My notes give me the equation
##\beta=\frac{\omega}{f\lambda}##
The original solution that was posted back in 2015 is shown below and used this equation.
β = ω / fλ
∴ βℓ = ω 0.4λ / fλ
= ω 0.4 / f
= 0.4x2π f / f
= 0.8π (=2.513 to 3d.p.)
##\beta=\frac{\omega}{f\lambda}## I understand this
The question is asking me to determine the phase change which is ##\beta l## or ##\beta## multiplied by ##l##
so ##\beta l =\frac{\omega(0.4\lambda)}{f\lambda}## What exactly has happened here?

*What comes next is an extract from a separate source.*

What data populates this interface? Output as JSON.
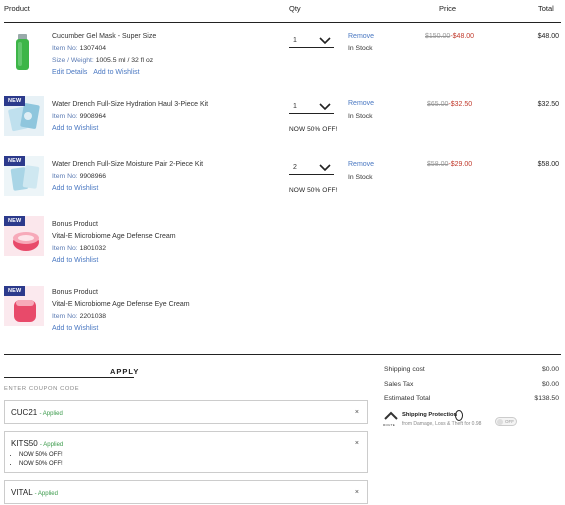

I can see that the ##0.4\lambda## has been introduced to the equation but I don't understand why it has been inserted at that point
I can see below that the ##\lambda## have been removed as they cancel each other out
##=\frac{\omega(0.4)}{f}##
This next part I am struggling to understand. Suddenly there is a ##2\pi f## introduced
so now we have ##=\frac{0.4(2\pi f)}{f}## Does ##\omega## in some way ##=2\pi##??
In the next step the ##f## appear to have canceled each other out and we are left with
##=0.8\pi=2.513## and I believe this answer is correct in radians
However
During the initial post it was recommended to use the equation ##\beta=\frac{2\pi}{\lambda}##
The statement was What was with the ω and f? β = 2π/λ so βl = (2π/λ)(0.4λ) = 2.513 radians.
So from this I am guessing that ##\omega## does in fact ##=2\pi##
##\beta=\frac{2\pi}{\lambda}##
I need to multiply ##\beta## by ##0.4l## so ##\beta l=\frac{2\pi}{\lambda}(0.4\lambda)##
The ##\lambda## cancel out so we are left with ##\beta l=(2\pi)(0.4)##
so ##\beta l=2.513##
The answer is the same as the first equation.
I have drawn this post out a bit by trying to explain my understanding of all of this. I understand the second method better than the first because in the first we had to deal with ##f## for which I did not have a value.
My question is, is my understanding of this correct ?
Does ##\omega=2\pi##
What is ##f##
Thanks